Micah Johnson Goes West (Get Out, #2)(27)



His mother rubbed his shoulder. “Did you think you would be able to pick up where you left things?”

He didn’t want to talk about it.

“Micah, talk to me.”

“Do I have to?”

“It might make you feel better.”

“I doubt it.”

“It can’t be any worse than keeping it all in. Don’t you remember how that made you feel last year?”

He didn’t need that thrown in his face either. Especially when it would be another thing she was a hundred percent correct about. So he counted to three in his head before answering. Exploding was the old Micah’s way. “Yep.”

“Okay, one word. Progress.”

“Is it wrong to have hoped maybe we could?” Micah broke his three-word-maximum responses, and immediately hated the way he sounded—his voice cracking, reeking of desperation and loneliness.

“Not at all,” Joanne said. “It’s just probably unrealistic. You both made a very mature decision last year in an effort to avoid prolonging the pain.”

“And he did it very easily.” Micah chose to ignore that he had been doing the same, just on a less emotional and more physical level.

“What, did you want him to be miserable and single for the rest of his life?”

“Is that too much to ask for?” He couldn’t help but grin a little. But he couldn’t feel any warmth behind it.

His mother, however, seemed relieved that he was slipping back into his usual form. “Well, I think he should have been unable to live without you as well. But I’m your mother, so I’m biased.” She paused, and asked hesitantly, “Is there not anybody in Perth that you’re maybe interested in?”

“Mum!”

“I’m just asking.”

“There’s no one. I’m either surrounded by straight guys with their WAGs, or they’re single and shagging every weekend. It’s either shagging or long-term commitments and marriage and babies. It’s all so… straight.”

“I’ll try not to be offended by that.”

“You know what I mean.”

“Maybe there’s like, I don’t know, a gay book club or something you can join?”

Micah had to really hold in the bellow of laughter threatening to erupt.

She read him anyway. “Okay, laugh at your poor mother.”

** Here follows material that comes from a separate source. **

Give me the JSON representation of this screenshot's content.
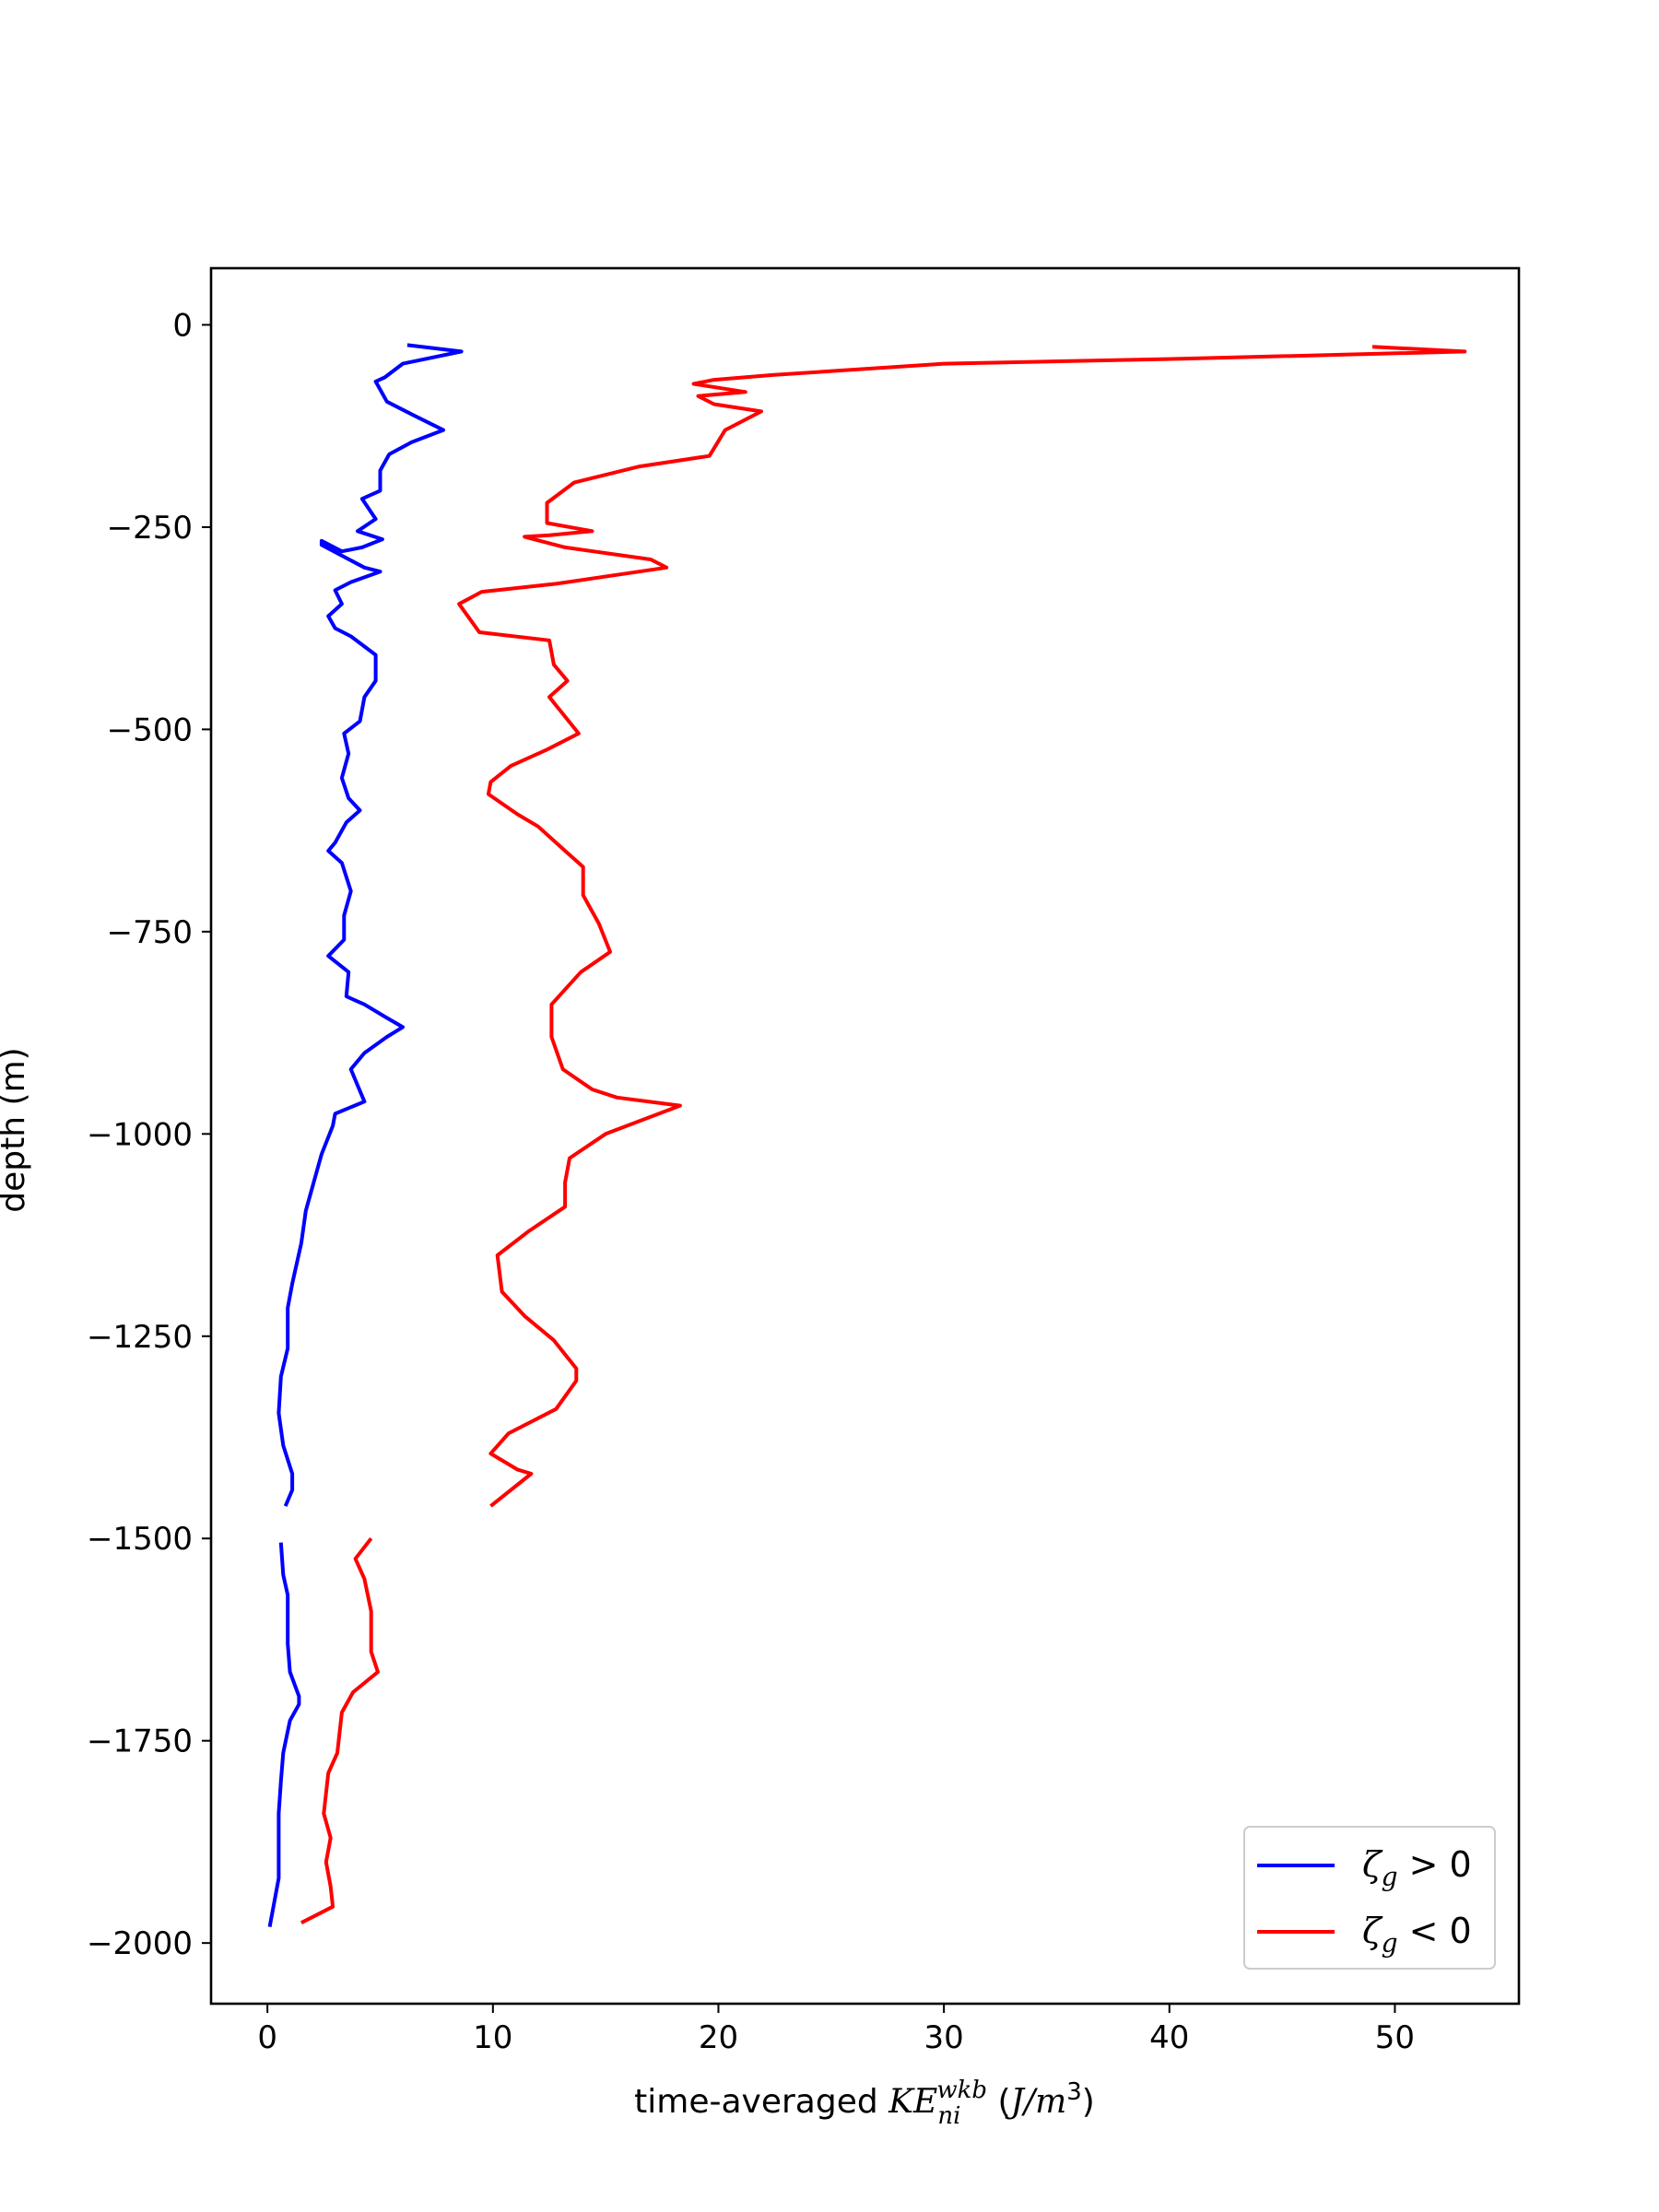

“I’m sorry, Mum, but a gay book club?”

Shaking her head, she looked a little defensive. “I’m sure there must be one somewhere.”

“Maybe here. But not in Perth.”

“What? You’re saying Perth people don’t read?”

“I’m sure they do,” Micah agreed, feeling that he should defend Perth people a little bit at least, seeing he was now considered one of them. “But the gay scene there is small enough without hoping for a book club to be part of it.”

“I just want you to be happy.”

He repressed telling her that it was an impossible task at the moment. He didn’t want her to worry, which he knew she did anyway. Three thousand kilometres between them only made it worse. It was kind of ironic to think that he was incapable of running away to Lorne last year, and that was in the same state—and now he was three thousand kilometres away without even trying. And being paid for it.

“I know you do,” he said. “And I will be.”

He hoped it would come true.

“Okay,” Joanne said. “I choose to believe you.”

So maybe he wasn’t hiding it as well as he thought he was. He knew his mother probably felt just as helpless as he did—after all, what could she do about it? Put a call in to the AFL CEO, requesting a special transfer for her baby boy? When he was just having to do something heaps of boys his age did every year across Australia, and thousands more would kill to be one of the privileged to do so?

“Believe me,” he lied.




MICAH STRETCHED out on his bed and checked his phone. Kyle had stopped trying to call him; there were no more missed calls from his number. Part of him was disappointed, even though he knew he shouldn’t be. What right did he have to expect Kyle to keep chasing after him?

However, there was a message: I wish you would talk to me. You might not believe it, but I still care about you and I’d hate it to end like this.

But Micah had to be ruthless. Pining wasn’t getting him anywhere—it was just making him even more depressed. He had to be proactive.

He reached for his iPod and scrolled through the list of artists. He found the Pet Shop Boys and didn’t even listen to the song Kyle had gifted him with such love only a couple of months ago. He swiped to the left and the delete button appeared.

One simple press, and “Go West” would be gone.

If only his thought of Kyle could be erased as easily.

His thumb hovered over the delete option.

Remember. Ruthless.

He swiped to the left, and the song disappeared.

Closing his eyes, he fell back onto his bed. Kyle immediately appeared, and no matter how much he wished him away, he was there until Micah fell asleep.




IN A way, it was a relief to go back to Perth. Sam picked him up from the front of the airport, looking flustered as a parking inspector hovered menacingly around his window.